Manchmal erwischt sie sich, wie sie sich auf den neu anbrechenden Tag freut. Auf Menschen die ihr begegnen werden, Dinge die sie erleben wird. Diese Augenblicke liebt sie.
Doch dann kommen sie wieder, kämpfen sich an die Oberfläche ihres Bewusstseins. All die Erinnerungen, die jeden Frieden aus ihrem Körper vertreiben - und im Schlepptau die Gefühle, die drohen ihr ihren Verstand zu rauben. Allen Frieden und Hoffnung ersticken sie im Keim. Lassen ihre Seele niemals los.

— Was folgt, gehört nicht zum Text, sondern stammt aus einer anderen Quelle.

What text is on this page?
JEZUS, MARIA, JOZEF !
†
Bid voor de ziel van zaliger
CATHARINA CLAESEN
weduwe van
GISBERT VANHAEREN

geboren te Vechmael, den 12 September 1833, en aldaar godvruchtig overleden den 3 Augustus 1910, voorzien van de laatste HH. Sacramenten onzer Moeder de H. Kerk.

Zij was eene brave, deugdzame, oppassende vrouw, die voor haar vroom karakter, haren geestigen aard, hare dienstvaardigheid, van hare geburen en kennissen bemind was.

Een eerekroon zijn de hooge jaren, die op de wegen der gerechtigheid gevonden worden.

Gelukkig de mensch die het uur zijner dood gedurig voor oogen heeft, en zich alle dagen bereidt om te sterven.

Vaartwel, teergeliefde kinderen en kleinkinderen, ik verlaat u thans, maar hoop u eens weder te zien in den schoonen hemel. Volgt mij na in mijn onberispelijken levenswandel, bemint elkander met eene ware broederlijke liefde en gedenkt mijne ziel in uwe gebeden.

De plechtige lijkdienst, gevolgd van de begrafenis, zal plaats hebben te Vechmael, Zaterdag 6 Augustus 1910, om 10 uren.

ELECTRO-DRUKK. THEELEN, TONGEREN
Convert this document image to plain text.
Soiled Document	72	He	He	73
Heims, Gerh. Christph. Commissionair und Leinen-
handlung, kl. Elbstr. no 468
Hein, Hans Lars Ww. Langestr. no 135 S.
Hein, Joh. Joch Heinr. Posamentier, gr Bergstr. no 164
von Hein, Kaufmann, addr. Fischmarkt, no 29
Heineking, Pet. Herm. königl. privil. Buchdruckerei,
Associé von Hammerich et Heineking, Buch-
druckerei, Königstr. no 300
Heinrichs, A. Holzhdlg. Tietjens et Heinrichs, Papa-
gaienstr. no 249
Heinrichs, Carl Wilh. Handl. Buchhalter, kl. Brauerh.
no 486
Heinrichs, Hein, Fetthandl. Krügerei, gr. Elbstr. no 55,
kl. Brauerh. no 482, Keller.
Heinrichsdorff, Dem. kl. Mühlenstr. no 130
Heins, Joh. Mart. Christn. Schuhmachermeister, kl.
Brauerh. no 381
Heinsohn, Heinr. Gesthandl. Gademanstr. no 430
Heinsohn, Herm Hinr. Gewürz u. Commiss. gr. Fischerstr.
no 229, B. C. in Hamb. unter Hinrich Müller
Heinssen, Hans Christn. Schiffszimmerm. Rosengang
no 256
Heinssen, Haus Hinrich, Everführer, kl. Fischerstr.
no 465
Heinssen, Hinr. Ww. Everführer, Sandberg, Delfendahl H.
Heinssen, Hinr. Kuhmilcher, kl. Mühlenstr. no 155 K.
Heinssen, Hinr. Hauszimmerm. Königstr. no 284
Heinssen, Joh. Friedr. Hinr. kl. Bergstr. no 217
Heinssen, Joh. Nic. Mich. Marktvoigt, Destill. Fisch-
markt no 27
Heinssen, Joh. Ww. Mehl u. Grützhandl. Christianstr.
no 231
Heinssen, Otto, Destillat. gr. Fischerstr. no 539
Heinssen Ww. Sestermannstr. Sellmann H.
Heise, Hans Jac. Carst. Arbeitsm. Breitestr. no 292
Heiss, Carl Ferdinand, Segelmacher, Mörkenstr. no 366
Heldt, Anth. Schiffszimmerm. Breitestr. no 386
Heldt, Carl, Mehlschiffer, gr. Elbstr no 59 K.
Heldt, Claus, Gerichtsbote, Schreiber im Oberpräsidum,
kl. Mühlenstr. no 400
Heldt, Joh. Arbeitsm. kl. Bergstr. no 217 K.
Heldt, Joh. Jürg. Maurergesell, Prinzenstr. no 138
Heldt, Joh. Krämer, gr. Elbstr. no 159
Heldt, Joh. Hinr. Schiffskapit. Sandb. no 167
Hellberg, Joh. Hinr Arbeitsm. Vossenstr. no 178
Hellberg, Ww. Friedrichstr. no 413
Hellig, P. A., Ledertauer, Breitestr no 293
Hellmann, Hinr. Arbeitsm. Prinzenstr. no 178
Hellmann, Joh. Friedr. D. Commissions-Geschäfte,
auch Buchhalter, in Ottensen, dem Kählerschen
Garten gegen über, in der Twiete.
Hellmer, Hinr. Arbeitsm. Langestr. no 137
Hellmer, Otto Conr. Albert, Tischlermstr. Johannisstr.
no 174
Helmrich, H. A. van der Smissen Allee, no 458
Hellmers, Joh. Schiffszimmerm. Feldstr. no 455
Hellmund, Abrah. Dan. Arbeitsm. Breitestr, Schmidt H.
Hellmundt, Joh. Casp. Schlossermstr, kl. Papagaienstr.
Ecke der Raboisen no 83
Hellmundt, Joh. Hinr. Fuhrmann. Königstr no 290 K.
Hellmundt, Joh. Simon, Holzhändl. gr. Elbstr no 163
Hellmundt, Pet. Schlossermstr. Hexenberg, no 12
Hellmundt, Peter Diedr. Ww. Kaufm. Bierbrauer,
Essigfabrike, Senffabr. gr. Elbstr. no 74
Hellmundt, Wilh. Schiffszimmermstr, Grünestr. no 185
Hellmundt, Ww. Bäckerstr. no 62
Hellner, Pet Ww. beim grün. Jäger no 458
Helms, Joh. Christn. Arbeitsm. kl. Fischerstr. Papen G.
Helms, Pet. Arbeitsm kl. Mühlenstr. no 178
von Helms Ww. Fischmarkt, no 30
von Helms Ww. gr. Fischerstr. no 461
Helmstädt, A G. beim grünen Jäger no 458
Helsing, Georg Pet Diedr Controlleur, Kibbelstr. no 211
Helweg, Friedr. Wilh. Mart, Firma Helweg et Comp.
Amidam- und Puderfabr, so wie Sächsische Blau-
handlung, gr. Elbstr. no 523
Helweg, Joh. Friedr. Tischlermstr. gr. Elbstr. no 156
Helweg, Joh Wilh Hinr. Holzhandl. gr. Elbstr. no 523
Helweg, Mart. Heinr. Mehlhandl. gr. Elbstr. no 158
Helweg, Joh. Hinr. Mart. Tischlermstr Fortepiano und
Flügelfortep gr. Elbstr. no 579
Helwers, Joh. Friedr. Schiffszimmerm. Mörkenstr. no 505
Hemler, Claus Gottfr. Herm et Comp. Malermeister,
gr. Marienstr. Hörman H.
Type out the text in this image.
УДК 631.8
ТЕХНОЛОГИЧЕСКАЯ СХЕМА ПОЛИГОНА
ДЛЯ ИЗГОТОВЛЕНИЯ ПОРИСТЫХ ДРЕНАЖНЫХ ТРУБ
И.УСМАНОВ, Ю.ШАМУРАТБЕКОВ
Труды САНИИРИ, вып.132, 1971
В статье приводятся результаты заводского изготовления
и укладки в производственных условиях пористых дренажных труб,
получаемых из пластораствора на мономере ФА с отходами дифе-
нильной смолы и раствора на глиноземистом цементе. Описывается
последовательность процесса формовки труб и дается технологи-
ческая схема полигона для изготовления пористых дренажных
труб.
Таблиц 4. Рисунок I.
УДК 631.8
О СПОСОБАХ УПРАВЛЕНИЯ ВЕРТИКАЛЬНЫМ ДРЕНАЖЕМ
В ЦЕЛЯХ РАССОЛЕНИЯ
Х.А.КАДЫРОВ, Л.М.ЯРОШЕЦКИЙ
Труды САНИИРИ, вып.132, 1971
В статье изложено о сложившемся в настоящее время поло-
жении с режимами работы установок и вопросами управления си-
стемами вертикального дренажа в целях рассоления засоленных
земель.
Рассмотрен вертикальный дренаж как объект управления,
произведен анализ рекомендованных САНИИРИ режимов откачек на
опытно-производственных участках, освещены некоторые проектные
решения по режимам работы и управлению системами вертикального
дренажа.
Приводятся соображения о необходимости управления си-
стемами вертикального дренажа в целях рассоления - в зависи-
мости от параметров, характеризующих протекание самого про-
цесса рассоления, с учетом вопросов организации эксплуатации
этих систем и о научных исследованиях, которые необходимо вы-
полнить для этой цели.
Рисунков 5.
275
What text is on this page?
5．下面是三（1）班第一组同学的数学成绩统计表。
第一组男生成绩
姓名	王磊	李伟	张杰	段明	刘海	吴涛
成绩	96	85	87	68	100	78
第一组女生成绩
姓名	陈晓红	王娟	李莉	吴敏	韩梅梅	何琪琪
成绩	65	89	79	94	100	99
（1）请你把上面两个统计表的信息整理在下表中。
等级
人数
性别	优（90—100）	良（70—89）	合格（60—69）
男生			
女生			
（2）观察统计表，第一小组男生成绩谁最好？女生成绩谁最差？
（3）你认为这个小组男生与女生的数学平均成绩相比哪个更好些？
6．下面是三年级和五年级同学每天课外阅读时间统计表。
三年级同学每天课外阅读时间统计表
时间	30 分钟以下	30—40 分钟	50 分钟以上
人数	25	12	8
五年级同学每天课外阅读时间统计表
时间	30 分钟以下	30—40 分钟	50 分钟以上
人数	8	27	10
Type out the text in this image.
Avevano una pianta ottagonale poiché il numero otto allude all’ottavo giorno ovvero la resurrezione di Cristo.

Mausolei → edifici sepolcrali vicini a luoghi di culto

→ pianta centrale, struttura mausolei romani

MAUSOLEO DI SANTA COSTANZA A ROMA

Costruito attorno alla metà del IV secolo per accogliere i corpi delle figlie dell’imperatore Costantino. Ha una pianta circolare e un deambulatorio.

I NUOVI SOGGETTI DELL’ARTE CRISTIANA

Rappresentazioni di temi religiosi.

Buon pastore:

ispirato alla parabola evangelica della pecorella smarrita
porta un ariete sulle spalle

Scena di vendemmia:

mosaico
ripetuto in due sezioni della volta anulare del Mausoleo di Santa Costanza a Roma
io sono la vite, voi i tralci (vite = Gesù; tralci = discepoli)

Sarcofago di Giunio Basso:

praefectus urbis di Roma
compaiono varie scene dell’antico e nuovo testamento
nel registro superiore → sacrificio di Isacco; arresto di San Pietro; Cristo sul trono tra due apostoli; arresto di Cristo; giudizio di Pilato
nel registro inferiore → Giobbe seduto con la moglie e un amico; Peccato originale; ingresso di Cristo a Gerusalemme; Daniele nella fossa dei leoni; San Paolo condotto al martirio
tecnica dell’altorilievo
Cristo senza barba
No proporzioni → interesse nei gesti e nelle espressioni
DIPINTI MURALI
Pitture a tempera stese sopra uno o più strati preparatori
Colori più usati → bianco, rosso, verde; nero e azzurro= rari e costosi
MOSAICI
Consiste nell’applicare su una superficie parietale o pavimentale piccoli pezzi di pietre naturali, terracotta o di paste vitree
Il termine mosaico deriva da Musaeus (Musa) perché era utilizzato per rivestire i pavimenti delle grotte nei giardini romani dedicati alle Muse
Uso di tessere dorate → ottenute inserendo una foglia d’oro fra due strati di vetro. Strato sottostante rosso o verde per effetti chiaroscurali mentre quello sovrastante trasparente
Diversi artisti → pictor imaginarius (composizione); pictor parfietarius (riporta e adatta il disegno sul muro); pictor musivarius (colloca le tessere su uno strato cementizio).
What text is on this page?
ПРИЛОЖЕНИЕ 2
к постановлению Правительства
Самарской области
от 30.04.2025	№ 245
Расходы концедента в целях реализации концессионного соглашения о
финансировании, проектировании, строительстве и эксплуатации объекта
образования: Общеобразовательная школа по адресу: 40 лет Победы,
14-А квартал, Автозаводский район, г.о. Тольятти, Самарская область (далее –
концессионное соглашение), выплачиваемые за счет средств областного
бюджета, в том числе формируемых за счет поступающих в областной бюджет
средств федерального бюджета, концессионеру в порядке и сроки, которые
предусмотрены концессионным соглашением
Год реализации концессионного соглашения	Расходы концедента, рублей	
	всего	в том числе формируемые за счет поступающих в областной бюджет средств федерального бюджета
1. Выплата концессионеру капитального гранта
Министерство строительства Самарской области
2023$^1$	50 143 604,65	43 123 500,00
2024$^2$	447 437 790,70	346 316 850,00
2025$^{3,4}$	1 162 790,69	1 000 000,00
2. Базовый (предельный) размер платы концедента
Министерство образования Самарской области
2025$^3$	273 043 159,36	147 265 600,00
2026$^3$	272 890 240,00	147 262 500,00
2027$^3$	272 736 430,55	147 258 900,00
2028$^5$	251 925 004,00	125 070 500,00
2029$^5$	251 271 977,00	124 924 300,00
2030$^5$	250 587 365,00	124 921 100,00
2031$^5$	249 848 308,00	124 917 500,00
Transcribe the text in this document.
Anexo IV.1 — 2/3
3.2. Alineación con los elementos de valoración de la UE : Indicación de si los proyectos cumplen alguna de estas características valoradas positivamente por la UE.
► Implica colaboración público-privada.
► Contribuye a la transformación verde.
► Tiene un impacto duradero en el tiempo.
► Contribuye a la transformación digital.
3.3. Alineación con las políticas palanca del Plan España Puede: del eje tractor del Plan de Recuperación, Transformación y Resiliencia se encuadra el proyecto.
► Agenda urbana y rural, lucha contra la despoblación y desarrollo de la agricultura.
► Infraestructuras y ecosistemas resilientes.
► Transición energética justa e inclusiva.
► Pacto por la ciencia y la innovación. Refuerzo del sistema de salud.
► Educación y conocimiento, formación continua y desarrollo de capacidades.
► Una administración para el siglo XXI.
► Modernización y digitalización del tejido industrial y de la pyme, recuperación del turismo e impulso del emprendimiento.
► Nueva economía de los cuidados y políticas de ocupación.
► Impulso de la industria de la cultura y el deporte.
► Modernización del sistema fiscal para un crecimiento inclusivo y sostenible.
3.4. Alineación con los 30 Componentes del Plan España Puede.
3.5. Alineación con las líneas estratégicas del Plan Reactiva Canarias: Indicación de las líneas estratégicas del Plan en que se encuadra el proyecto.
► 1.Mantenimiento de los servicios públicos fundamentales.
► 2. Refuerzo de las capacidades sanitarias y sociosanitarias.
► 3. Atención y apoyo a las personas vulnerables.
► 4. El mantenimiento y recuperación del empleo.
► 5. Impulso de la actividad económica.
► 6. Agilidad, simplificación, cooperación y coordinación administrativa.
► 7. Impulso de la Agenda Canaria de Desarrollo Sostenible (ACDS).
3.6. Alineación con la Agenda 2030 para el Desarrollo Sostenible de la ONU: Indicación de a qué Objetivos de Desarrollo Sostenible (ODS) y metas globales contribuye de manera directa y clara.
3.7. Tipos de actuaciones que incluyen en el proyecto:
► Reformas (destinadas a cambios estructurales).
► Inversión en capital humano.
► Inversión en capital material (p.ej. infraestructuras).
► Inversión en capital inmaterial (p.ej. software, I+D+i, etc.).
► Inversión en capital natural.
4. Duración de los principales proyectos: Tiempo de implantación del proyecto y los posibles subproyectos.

Manchmal bekommt sie Angst. Vor den Erinnerungen, den Gefühlen und den Menschen, denen sie tagtäglich begegnet. In diesen Momenten schlägt der Groll seine scharfen Klauen ihr Herz, zerquetscht es und lässt es erkalten. Dann gibt sie den Menschen in ihrer Umgebung - ihrem Zuhause, ihrer Schule - die Schuld an ihrem ganzen Leid. Denn da ist niemand der sie auffängt, ihr Schutz oder Halt gibt. Niemand der ihre Angst sieht. Der ahnt, was diese Angst alles zerstören kann.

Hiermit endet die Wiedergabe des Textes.